Minneapolis police chief Medaria Arradondo decried the night of riots, saying in an interview, “Justice historically has never come to fruition through some of the acts we’re seeing tonight.” But other top law enforcement officials have notably joined the chorus of Americans demanding accountability in the Floyd case. “The lack of compassion, use of excessive force, or going beyond the scope of the law, doesn’t just tarnish our badge—it tears at the very fabric of race relations in this country,” said Los Angeles police chief Michel Moore in a statement. Miami police chief Jorge Colina said in a statement that fellow members of law enforcement should “not defend the undefendable, attempt to justify the unjustifiable, or excuse the inexcusable. George Floyd should be alive today.”

Right-wing media pundits, however, are maintaining their position as the leading critics of the Black Lives Matter movement. After praising the recent anti-coronavirus lockdown protests, which were largely led by white conservatives, Fox News host Tucker Carlson condemned the Minneapolis protests, calling them “a form of tyranny” and “oppression” on Wednesday. “Ugly opinions, police brutality, officious birdwatchers, rude entitled ladies walking their dogs in big city parks—all of that is bad, but none of it is nearly as bad as what you just saw,” said Carlson. “The indiscriminate use of violence by mobs is a threat to every American of all colors and backgrounds and political beliefs.”

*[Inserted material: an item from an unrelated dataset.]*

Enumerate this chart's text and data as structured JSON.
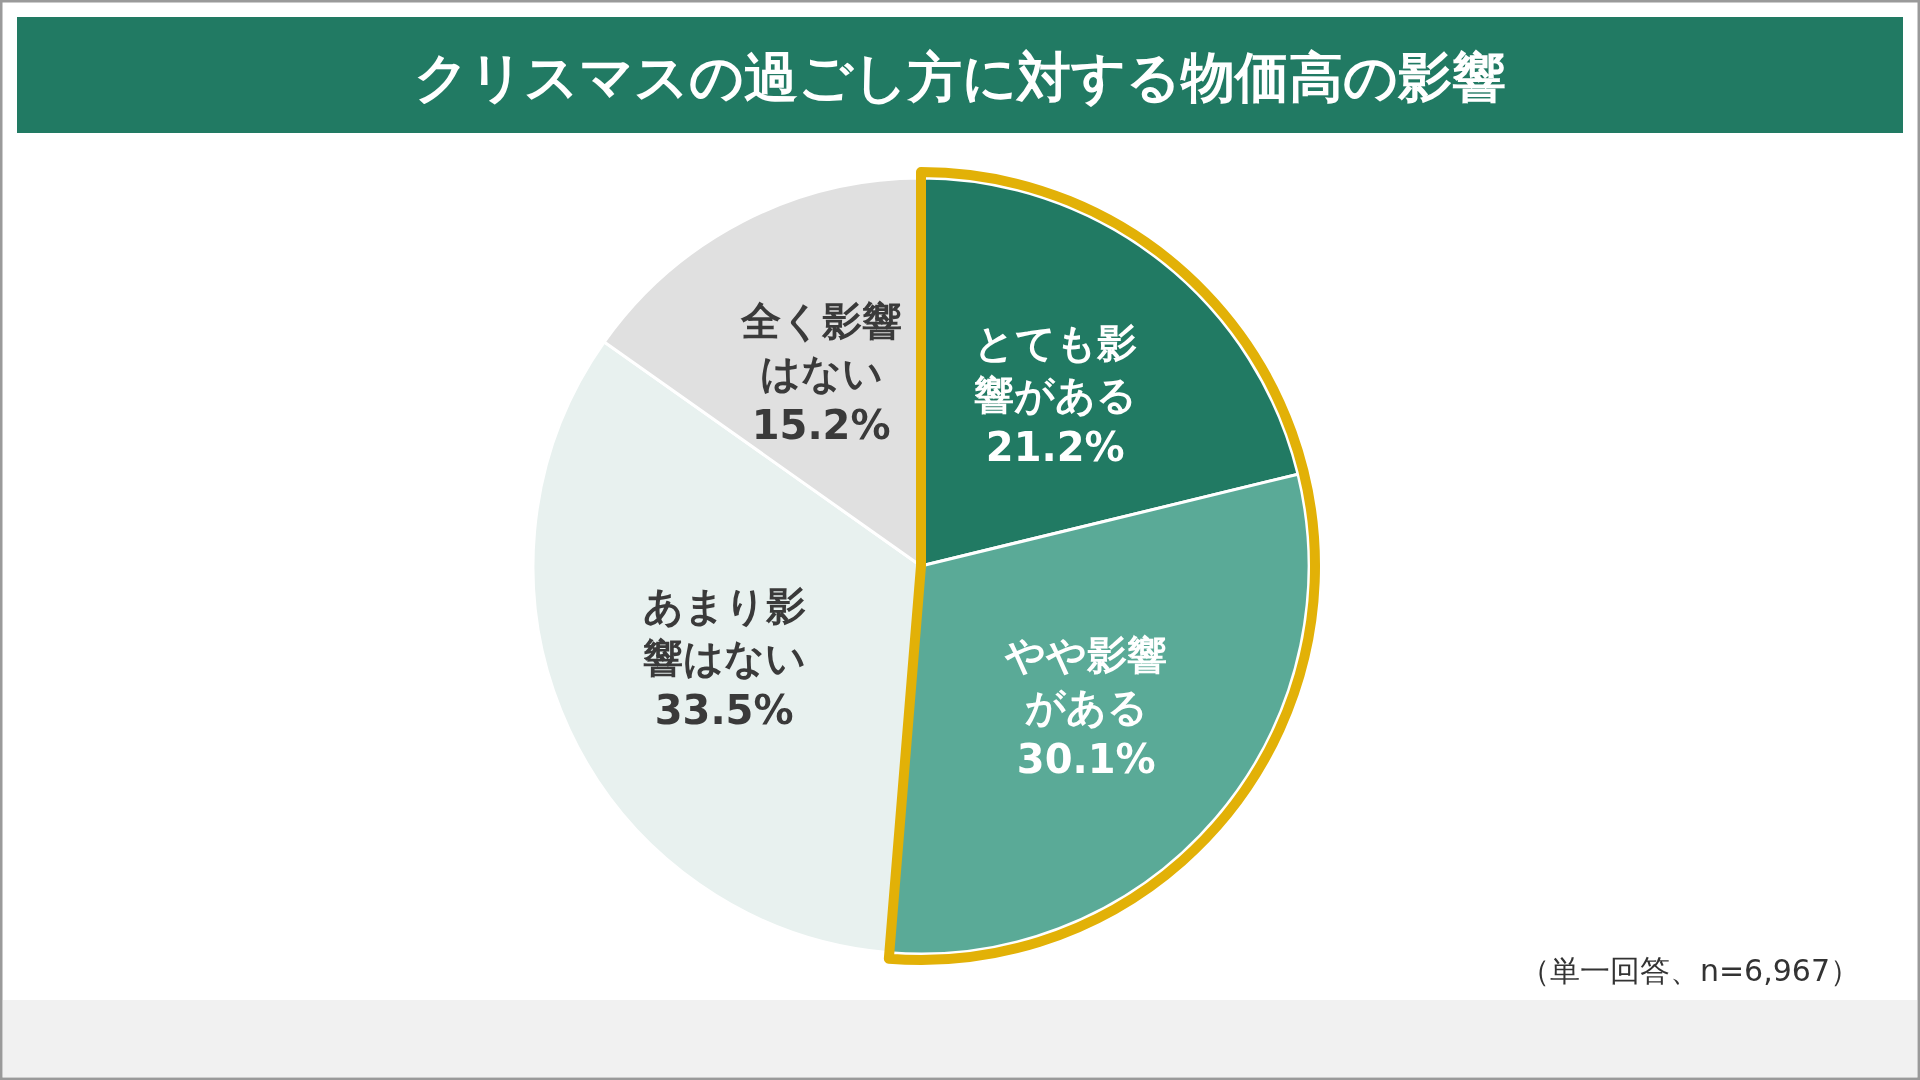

And while Fox News lionized the often heavily armed conservative protesters calling for an end to shelter-in-place orders—Carlson thanked them “for exercising your constitutionally protected rights as American[s]”; Jeanine Pirro said “God bless ’em”; and Laura Ingraham commended them for fighting “to get your freedom back”—when a Black Lives Matter activist showed up to the Minneapolis protest with a firearm, the network had a different response. “Why did you show up armed and aren’t you flirting with disaster?” a Fox News reporter told the demonstrator. The man explained he was armed to protect his community and because “black lives definitely matter,” but Fox’s interviewer maintained that that’s not “an argument for why you’re showing up here with live rounds and a Beretta on your hip.”